Jeff Jean, Google’s senior vice president, said this month that Gebru’s research looked at potential losses from the technology without discussing the company’s efforts to correct them.
Jean added that Google supports AI ethics scholarships and is “actively working to improve our paper review processes, knowing that many controls can become obstacles”.
SENSITIVE TOPICS
The growth in AI research and development by the technology industry has led government agencies in the US and other countries to propose rules for its use. Some cite that scientific studies show that facial analysis software and other AI tools can perpetuate prejudice or undermine privacy.

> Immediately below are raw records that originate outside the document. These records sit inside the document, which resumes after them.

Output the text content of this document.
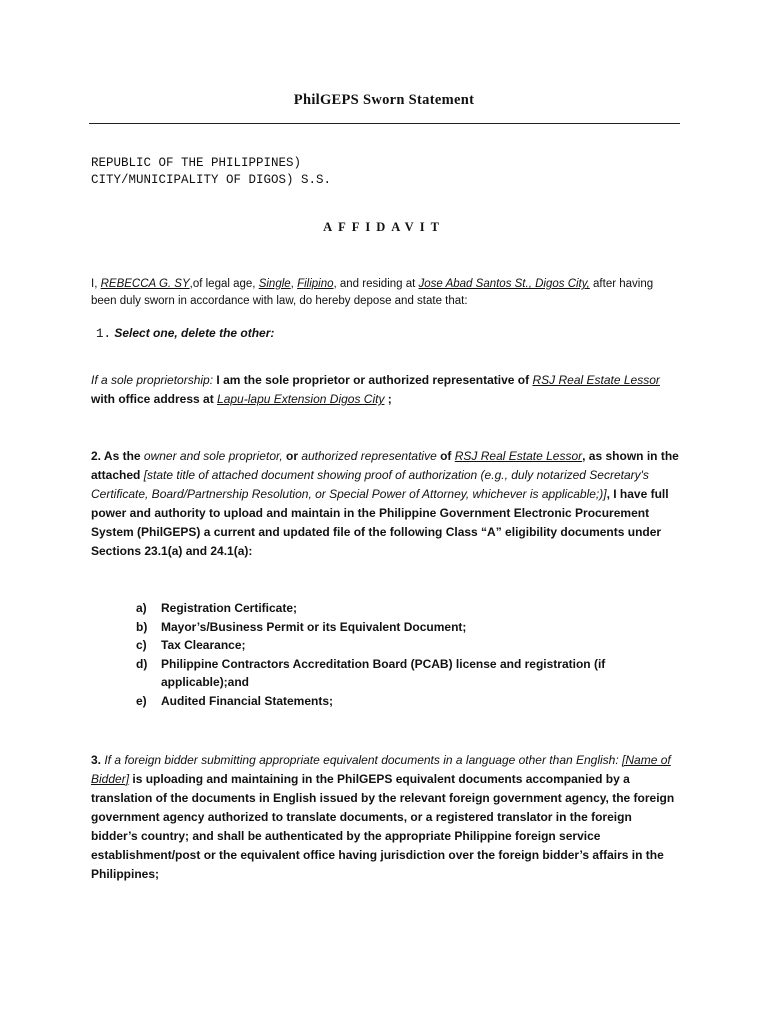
PhilGEPS Sworn Statement
REPUBLIC OF THE PHILIPPINES)
CITY/MUNICIPALITY OF DIGOS) S.S.
AFFIDAVIT
I, REBECCA G. SY,of legal age, Single, Filipino, and residing at Jose Abad Santos St., Digos City, after having been duly sworn in accordance with law, do hereby depose and state that:
1. Select one, delete the other:
If a sole proprietorship: I am the sole proprietor or authorized representative of RSJ Real Estate Lessor with office address at Lapu-lapu Extension Digos City ;
2. As the owner and sole proprietor, or authorized representative of RSJ Real Estate Lessor, as shown in the attached [state title of attached document showing proof of authorization (e.g., duly notarized Secretary's Certificate, Board/Partnership Resolution, or Special Power of Attorney, whichever is applicable;)], I have full power and authority to upload and maintain in the Philippine Government Electronic Procurement System (PhilGEPS) a current and updated file of the following Class “A” eligibility documents under Sections 23.1(a) and 24.1(a):
a)	Registration Certificate;
b)	Mayor’s/Business Permit or its Equivalent Document;
c)	Tax Clearance;
d)	Philippine Contractors Accreditation Board (PCAB) license and registration (if applicable);and
e)	Audited Financial Statements;
3. If a foreign bidder submitting appropriate equivalent documents in a language other than English: [Name of Bidder] is uploading and maintaining in the PhilGEPS equivalent documents accompanied by a translation of the documents in English issued by the relevant foreign government agency, the foreign government agency authorized to translate documents, or a registered translator in the foreign bidder’s country; and shall be authenticated by the appropriate Philippine foreign service establishment/post or the equivalent office having jurisdiction over the foreign bidder’s affairs in the Philippines;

Over the past few years, Google has built AI into its services, using technology to interpret complex search data to determine video recommendations on YouTube. The company’s scientists published more than 200 articles on developing accountability for AI from a total of more than 1,000 projects over the past year, Jean said.

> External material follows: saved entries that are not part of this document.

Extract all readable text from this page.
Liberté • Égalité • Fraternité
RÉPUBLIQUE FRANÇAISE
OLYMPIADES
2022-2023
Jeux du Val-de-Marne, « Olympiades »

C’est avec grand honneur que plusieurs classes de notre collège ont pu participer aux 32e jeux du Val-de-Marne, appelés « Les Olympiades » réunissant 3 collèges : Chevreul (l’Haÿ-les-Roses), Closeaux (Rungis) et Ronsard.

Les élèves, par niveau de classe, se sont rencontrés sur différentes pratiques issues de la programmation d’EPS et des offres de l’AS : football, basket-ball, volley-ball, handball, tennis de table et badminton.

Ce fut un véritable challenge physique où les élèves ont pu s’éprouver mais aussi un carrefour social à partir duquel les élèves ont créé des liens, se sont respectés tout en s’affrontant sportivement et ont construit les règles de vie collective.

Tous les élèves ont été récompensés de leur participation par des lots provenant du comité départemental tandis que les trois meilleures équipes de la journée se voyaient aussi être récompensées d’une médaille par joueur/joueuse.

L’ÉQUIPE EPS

The investigation of Google’s services to identify biased behavior is one of the “sensitive issues” under the supervision of the new company policy, according to the internal Reuters document.
This along with dozens of other sensitive topics such as the oil industry, China, Iran, Israel, Covid-19, homeland security, insurance, location data, religion, autonomous vehicles, telecommunications and systems that recommend or personalize web content.
The Google Doc, which instructed researchers to sound positive, discusses AI recommendation technology, which services like YouTube use to personalize content for users. A draft seen by Reuters raised concerns that the technology could “promote disinflation, discrimination or otherwise unfair outcomes”, as well as causing “insufficient diversity” and leading to “political polarization”.
The paper, which was published instead, states that the systems can promote “accurate, fair information and diverse content”. In the published version with the title “What are you optimizing for? Aligning recommendation systems with human values”, Google researchers did not receive any credit. Reuters cannot determine why.
An article earlier this month on AI understanding of foreign languages, at the request of the company’s reviewers, mitigated an indication of how the Google Translate product is making mistakes, a source said. The published version of the survey claims that the authors used Google Translate and that part of the survey methodology was to “rate and fix incorrect translations”.
In an article published last week, a Google employee described the process as a “long journey,” which, according to internal company news from Reuters, exchanges more than 100 cases between scientists and reviewers.